On the other hand, he has alienated our traditional allies and trading partners in much of the world. With the clear exceptions of Israel, the Philippines and Saudi Arabia, he has alienated much of Europe, Africa, Asia, Latin America, Canada, Australia and Canada. He has made friends with the leaders of China and Russia, while flirting with North Korea's leader about a nuclear war. His friendship with Putin stands in stark contrast to the cold hostility between Presidents Obama and Putin. He has not yet translated their obvious affection and friendship into any meaningful progress in the trouble spots of Ukraine, North Korea or the Middle East.

Honestly, a President can put forward legitimate American interests in a far less offensive manner. The respect and admiration with which we have been viewed around the world is being foolishly dissipated in an endless search for ego gratification and attention, which I cannot pretend to understand.

President Trump has exacerbated the serious political divisions that in all fairness he inherited, and given them a far more antagonistic and overt racial animus. The political divisiveness in this nation was not invented by President Trump; it goes back to our founding fathers who brought 13 diverse states together despite their many different viewpoints on enslaving their fellow human beings. Elections are the way we discuss, debate and resolve our nation’s differences on the way forward; it is then up to the victor to bring the country together. This has been the President’s greatest weakness; he attacks, bullies and diminishes all who voice disagreements with him, from his cabinet, his administration, the Congress, the press and even professional athletes and college professors. This is not the way you govern a great and diverse nation; it is the way you weaken it internally; this is a threat to our democratic traditions.

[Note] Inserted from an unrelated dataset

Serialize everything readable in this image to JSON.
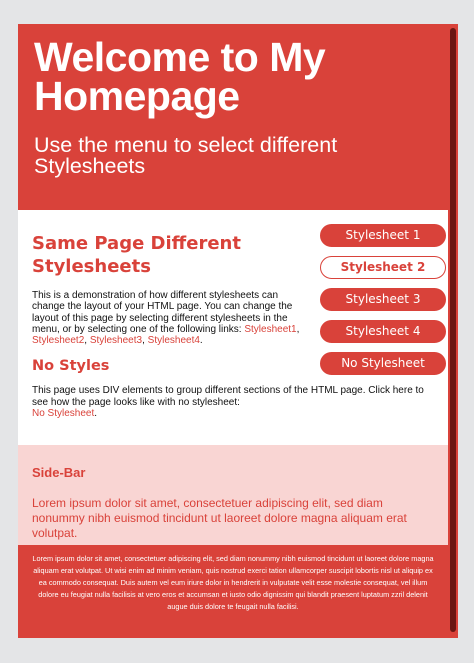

Communication has been a fatal Trump weakness. Although he has developed a wide, rapturous and attentive audience, he still offends most Americans on both style and substance. President Trump’s style of communication is entirely unbecoming to an American President and more in line with the fellows who had a few too many at the local bar. He not only offends about two thirds of his constituents and many even in his base with his morning and midnight twitter rants, but he contradicts himself and his administration and makes himself appear the bumptious fool to people and policy makers all over the world. Truth has been repeatedly sacrificed on the altar of affirming and reaffirming his role as the all knowing, all seeing and perfectly intelligent leader. 

He campaigned as a great negotiator and consummate deal-maker who could bring Democrats and Republicans together. He has governed from the hard right – incessantly attacking immigrants, the poor and guarantees of health care for all Americans while seeking to staff his own Administration and stuff the nation's judicial system with at least some individuals drawn from the nether reaches of nativist hate groups. He seemingly cannot keep his word, which is the key to successful negotiation. He does not understand the fundamental concept of “win-win”; he only understands the first syllable.

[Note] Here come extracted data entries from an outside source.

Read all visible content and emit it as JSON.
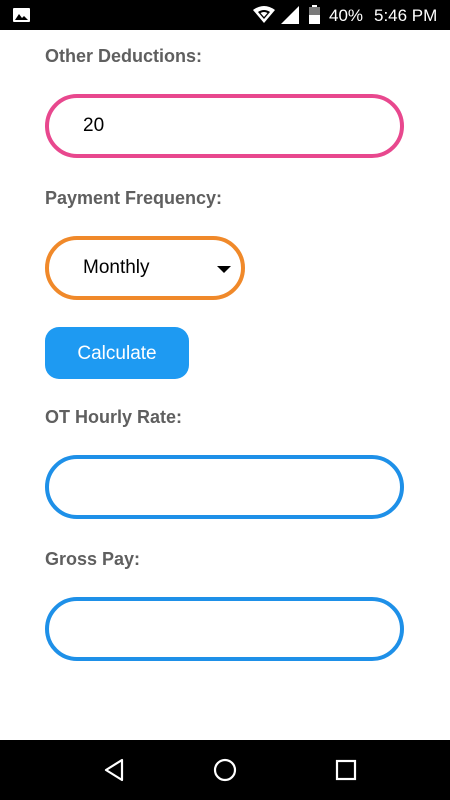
{
  "status_bar": {
    "battery": "40%",
    "time": "5:46 PM"
  },
  "form": {
    "other_deductions": {
      "label": "Other Deductions:",
      "value": "20"
    },
    "payment_frequency": {
      "label": "Payment Frequency:",
      "selected": "Monthly"
    },
    "calculate_label": "Calculate",
    "ot_hourly_rate": {
      "label": "OT Hourly Rate:",
      "value": ""
    },
    "gross_pay": {
      "label": "Gross Pay:",
      "value": ""
    }
  },
  "colors": {
    "deductions_border": "#e8488e",
    "frequency_border": "#f0892a",
    "output_border": "#1e90e8",
    "button_bg": "#1e9af2",
    "label_text": "#5f5f5f"
  },
  "icons": {
    "status_left": "image-gallery-icon",
    "wifi": "wifi-icon",
    "signal": "cell-signal-icon",
    "battery": "battery-icon",
    "nav_back": "back-triangle-icon",
    "nav_home": "home-circle-icon",
    "nav_recents": "recents-square-icon"
  }
}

He has not made the unforgivable mistakes of getting us into an unwarranted war or destabilizing the economic growth that he inherited from his predecessor in the Oval Office. To his credit, he has nominated and appointed a well-respected new Chairman of the Federal Reserve and a solid, no nonsense General to head the Department of Defense.

He is benefiting from a surging stock market, let us hope that it is built on sound fundamentals rather than a sugar high from tax breaks for the wealthiest investors. We will see over the next decade whether Trumpian “trickle down” creates a rising tide for all boats or simply exacerbates the severe economic inequality plaguing our nation. Improving American productivity, enhancing technological advances, spreading the benefits of scientific discoveries, a sound and transparent financial system and increasing American manufacturing competitiveness are the only lasting foundations of economic growth.

So let us hope for salutary improvements in his leadership, decision-making and style in Year 2.  Let us all work for a speedy return to the urgently needed Constitutional system of checks and balances in the upcoming November elections.